Au moment même où s'ouvre ici la discussion sur la séparation, les électeurs, quelque opinion qu'ils représentent, déclarent formellement qu'ils n'en veulent pas. Vous allez donc de propos délibéré contre la volonté nationale, et vous commettez ainsi une mauvaise action, car vous voulez mettre la France en présence du fait accompli. Croyez-moi, cela ne servira ni vos succès électoraux ni vos idées.

M. Julien Goujon (Seine-Inférieure). Permettez-moi d'ajouter que le concurrent de M. Quesnel, à l'avant-dernière session du conseil général, n'avait pas voté avec ceux qui voulaient le maintien du Concordat, et que, pour les élections, il s'est déclaré absolument opposé à toute séparation. (Mouvements divers.)

A droite. C'est de la logique électorale ! (On rit.)

M. Lemire. La crainte de l'électeur est le commencement de la sagesse.

M. Georges Berry. Mon cher collègue, il en est beaucoup qui voteront la séparation des Eglises et de l'Etat et qui agiront de même au moment des élections.

Réfléchissez, messieurs, à la grave responsabilité que vous allez prendre si vous votez le projet sans consulter le suffrage universel.

Quels sont ceux qui vont souffrir de votre décision ? Evidemment les habitants des communes pauvres, de celles où il n'y a aucun électeur riche capable de subvenir à l'entretien du culte. Vous allez donc priver les humbles, les modestes, ceux qui ont tant de peine à traverser les difficultés de la vie, des secours de la religion qui les aidaient à supporter leurs peines et leurs misères. (Applaudissements sur divers bancs.)
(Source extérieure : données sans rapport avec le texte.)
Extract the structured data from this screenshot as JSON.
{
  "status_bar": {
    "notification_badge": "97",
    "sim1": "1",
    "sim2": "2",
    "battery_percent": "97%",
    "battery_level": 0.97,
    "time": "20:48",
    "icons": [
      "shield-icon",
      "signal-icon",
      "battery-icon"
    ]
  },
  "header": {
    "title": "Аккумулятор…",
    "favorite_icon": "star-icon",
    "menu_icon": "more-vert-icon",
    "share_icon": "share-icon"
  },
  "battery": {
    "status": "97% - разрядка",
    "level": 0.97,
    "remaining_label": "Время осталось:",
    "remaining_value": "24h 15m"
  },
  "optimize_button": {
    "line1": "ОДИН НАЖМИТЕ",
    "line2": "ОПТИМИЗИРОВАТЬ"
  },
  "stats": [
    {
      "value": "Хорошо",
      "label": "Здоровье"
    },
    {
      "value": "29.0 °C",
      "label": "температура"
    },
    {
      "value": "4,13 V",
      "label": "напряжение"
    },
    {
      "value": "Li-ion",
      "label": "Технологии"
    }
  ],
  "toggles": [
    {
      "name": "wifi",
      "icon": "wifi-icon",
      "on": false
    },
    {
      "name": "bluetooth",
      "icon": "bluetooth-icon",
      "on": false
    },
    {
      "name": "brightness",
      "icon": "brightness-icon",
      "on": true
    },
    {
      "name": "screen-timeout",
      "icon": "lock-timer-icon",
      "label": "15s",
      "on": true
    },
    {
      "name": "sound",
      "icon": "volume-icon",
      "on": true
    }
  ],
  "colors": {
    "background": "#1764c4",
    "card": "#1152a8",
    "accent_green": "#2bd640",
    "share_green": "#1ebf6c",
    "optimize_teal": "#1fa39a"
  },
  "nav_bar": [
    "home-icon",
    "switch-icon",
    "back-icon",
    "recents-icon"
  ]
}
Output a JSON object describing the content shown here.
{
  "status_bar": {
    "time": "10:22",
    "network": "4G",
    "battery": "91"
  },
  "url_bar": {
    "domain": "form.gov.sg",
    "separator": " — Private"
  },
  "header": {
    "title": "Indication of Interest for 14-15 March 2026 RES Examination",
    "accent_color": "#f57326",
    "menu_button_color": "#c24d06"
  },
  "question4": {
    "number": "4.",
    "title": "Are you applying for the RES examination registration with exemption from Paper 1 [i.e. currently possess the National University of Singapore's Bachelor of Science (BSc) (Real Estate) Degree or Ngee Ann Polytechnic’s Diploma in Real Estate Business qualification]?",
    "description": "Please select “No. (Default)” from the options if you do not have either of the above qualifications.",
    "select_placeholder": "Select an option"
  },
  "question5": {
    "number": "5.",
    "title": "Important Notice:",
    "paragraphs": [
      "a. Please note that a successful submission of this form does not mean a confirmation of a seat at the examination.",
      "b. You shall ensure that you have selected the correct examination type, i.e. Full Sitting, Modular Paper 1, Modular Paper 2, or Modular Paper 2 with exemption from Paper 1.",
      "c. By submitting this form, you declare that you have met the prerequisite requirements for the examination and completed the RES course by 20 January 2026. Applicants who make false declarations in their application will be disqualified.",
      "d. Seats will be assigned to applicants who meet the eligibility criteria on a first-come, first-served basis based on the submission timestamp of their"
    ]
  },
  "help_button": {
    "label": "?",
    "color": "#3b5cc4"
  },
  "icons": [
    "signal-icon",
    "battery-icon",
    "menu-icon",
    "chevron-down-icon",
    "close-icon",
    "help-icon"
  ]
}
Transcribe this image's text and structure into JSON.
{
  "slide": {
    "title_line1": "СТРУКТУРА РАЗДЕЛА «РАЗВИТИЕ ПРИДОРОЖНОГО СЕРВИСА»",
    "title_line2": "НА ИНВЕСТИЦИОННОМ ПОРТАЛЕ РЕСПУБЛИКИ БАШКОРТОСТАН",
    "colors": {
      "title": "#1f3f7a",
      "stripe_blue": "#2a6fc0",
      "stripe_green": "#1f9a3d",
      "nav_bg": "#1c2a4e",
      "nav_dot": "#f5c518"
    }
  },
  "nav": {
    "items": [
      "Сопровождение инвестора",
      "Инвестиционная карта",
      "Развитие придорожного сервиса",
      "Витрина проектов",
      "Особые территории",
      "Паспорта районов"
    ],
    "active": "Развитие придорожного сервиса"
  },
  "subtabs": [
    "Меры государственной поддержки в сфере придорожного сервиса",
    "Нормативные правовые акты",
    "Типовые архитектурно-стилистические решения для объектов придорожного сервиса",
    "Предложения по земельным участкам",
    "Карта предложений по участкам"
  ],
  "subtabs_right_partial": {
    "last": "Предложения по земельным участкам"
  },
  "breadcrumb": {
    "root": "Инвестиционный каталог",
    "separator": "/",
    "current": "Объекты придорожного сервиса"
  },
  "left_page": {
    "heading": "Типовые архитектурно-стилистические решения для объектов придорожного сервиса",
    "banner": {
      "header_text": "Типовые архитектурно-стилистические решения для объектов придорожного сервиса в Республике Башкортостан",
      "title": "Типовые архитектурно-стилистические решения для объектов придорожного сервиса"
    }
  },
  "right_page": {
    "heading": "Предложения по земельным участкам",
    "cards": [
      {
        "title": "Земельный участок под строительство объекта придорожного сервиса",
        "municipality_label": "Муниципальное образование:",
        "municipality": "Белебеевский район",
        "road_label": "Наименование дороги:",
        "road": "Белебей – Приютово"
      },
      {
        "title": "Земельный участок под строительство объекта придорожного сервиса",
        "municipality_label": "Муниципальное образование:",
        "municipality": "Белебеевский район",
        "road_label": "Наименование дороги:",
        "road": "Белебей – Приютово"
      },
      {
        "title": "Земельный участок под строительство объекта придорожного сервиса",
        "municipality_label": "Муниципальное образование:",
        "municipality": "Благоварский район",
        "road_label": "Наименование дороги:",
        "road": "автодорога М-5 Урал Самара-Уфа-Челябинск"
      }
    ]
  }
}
Ce sont ceux-là mêmes qui ont le plus besoin de se laisser bercer par la vieille chanson dont parlait il y a quelques années avant tant d'éloquence notre collègue M. Jaurès, ce sont les pauvres gens que vous allez priver de ceux qui savaient la leur chanter. (Très bien ! très bien ! sur divers bancs.)

M. Lasies. Et qu'on n'a pas remplacé !

M. Georges Berry. Non ! On ne l'a pas remplacé, mon cher collègue, du moins dans certains départements qui sont tous désireux de conserver les exercices du culte et qui seront d'autant plus privés de ces services qu'ils seront plus pauvres.

Vous accomplirez là, messieurs, une œuvre antidémocratique, laissez-moi vous le le dire. (Applaudissements à droite.)

M. Goujat. Anticléricale !

M. Georges Berry. Ne confondons pas anticléricale et démocratique ! Je ne suis pas un clérical et je suis un démocrate. Par conséquence je défends ici, non pas une thèse religieuse, mais une thèse libérale, honnête, et surtout garantissons les droits du suffrage universel. (Très bien ! très bien ! à droite.)

Je sais bien qu'on a l'habitude de dire : « Que ceux qui veulent les service du culte l es payent. S'ils ont besoin de curés, d'églises, qu'ils les entretiennent à leurs frais. » C'est là le raisonnement que je retrouve dans toutes les discussions qui ont eu lieu à ce sujet. Véritablement, croyez-vous que ce soit un raisonnement sérieux et digne d'une Assemblée ?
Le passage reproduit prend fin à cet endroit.